Cameras have become part of the urban landscape and a testimony of our social interactions with the city. They are deployed on buildings and street lights as surveillance tools, carried by billions of people daily, or as an assistive technology in vehicles with different levels of self-driving capabilities. We rely on this abundance of images to interact with the city.
In fact, 2.5 quintillion bytes of data are created each day by billions of people using the Internet. Increasingly, social media are heavily based on visual data. Among the top social media channels, several are overwhelmingly and exclusively based on images: YouTube has 1.5 billion users and Instagram has 1 billion users—as a comparison, Facebook has 2.3 billion users. Such visually based social interactions are also extended to the interactions we have in our cities. In the USA, on average, a person is caught on camera 75 times per day, and over 300 times in London. Also, disruptive urban technologies such as autonomous vehicles use cameras. The challenge is to make sense of the amount of visual data generated daily in our cities in meaningful ways, beyond surveillance purposes.
In this chapter, we are not interested in the abundance of visual data available online collected by individuals and widely available on social media. The previous work used geotagged photographs available online to measure urban attractiveness (Paldino et al. 2016) or to assess the aesthetic appeal of the urban environment based on user-generated image (Saiz et al. 2018), and the visual discrepancy and heterogeneity of different cities around the world (Zhang et al. 2019). The focus of this chapter is not on the visual data produced by cameras carried by people for personal uses, but rather on the images collected by cameras specifically designed and deployed to gather visual data about the city—which we call here urban cameras.
Cameras deployed and controlled by a range of public and private organizations in urban areas are counted by the dozens of thousands in cities, from London and Beijing to New York and Rio de Janeiro. As an example, a Londoner is captured on camera more than 300 times every day; and during the same period, the UK captures over 30 million plate numbers (Kitchin 2016). Additionally, private companies, such as Google, collect and make available online hundreds of thousands of images of hundreds of cities worldwide.
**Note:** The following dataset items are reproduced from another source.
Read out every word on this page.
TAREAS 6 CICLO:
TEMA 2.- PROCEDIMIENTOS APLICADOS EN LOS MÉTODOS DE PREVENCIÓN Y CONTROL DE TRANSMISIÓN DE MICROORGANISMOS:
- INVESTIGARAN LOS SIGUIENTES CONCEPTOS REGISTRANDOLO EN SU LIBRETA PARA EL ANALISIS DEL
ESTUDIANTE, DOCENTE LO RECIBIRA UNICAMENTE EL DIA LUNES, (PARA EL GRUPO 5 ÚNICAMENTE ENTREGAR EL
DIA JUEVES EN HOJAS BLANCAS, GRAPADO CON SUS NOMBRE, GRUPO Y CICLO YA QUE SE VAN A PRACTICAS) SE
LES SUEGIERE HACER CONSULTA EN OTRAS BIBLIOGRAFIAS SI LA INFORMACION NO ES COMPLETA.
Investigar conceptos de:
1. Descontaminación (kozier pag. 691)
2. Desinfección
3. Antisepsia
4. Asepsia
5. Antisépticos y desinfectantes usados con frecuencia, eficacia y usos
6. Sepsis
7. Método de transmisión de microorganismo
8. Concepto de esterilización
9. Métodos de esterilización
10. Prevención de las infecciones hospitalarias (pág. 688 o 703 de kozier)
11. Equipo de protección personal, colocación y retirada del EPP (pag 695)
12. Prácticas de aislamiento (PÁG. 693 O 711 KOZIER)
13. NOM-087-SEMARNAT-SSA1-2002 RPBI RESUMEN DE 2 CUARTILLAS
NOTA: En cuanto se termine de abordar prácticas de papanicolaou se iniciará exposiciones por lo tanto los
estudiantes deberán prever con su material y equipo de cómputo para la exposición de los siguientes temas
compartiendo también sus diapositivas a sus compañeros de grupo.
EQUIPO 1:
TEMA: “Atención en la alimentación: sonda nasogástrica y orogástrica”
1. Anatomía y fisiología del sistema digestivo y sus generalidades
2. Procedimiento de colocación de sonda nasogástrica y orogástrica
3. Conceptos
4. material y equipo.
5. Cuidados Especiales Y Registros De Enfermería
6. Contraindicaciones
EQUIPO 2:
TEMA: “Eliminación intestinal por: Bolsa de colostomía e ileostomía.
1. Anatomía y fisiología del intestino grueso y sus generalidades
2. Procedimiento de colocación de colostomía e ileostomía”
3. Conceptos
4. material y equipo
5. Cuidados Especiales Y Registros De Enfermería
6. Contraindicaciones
Making sense of such large visual datasets is the key to understanding and managing contemporary cities. There are still many technical issues to be solved to make the use of such huge visual datasets actionable. Challenges include cloud versus local storage and processing; architecture integration, ontology building, semantic annotation, and search; and online real-time analysis and offline batch processing of large-scale video data (Shao et al. 2018; Xu et al. 2014; Zhang et al. 2015).
Besides the technical challenges, there are also ethical issues. The most prevalent among social scientists is the narrow understanding of cities when urban phenomena are equaled to available data, heading the operationalization of the urban (Luque-Ayala and Marvin 2015), mainly when “portions of the urban public space that are shadowed by the gaze of private cameras and security systems” (Firmino and Duarte 2015 p. 743) become subject to the datafication of the city, often leading to “social sorting and anticipatory governance” (Kitchin 2016 p. 4). Closed-circuit television (CCTV), deployed on public areas and aimed to assist police patrols with crime prevention, using video analytics to identify abnormal behaviors, fosters predictive policing by the profiling of subjects and places, and frequently triggers false alarms due to biases embedded in the algorithms (Vanolo 2016).
We are aware of these issues and have contributed ourselves to the literature on the risks of oversurveillance based on the abundance of data about people’s behavior in public spaces. But, in this chapter, we would like to discuss the other side of this phenomenon: how novel computational techniques can be used to make sense of the huge amount of visual data generated about cities, and how such results reveal aspects of urban life that can contribute to better understanding and design of cities.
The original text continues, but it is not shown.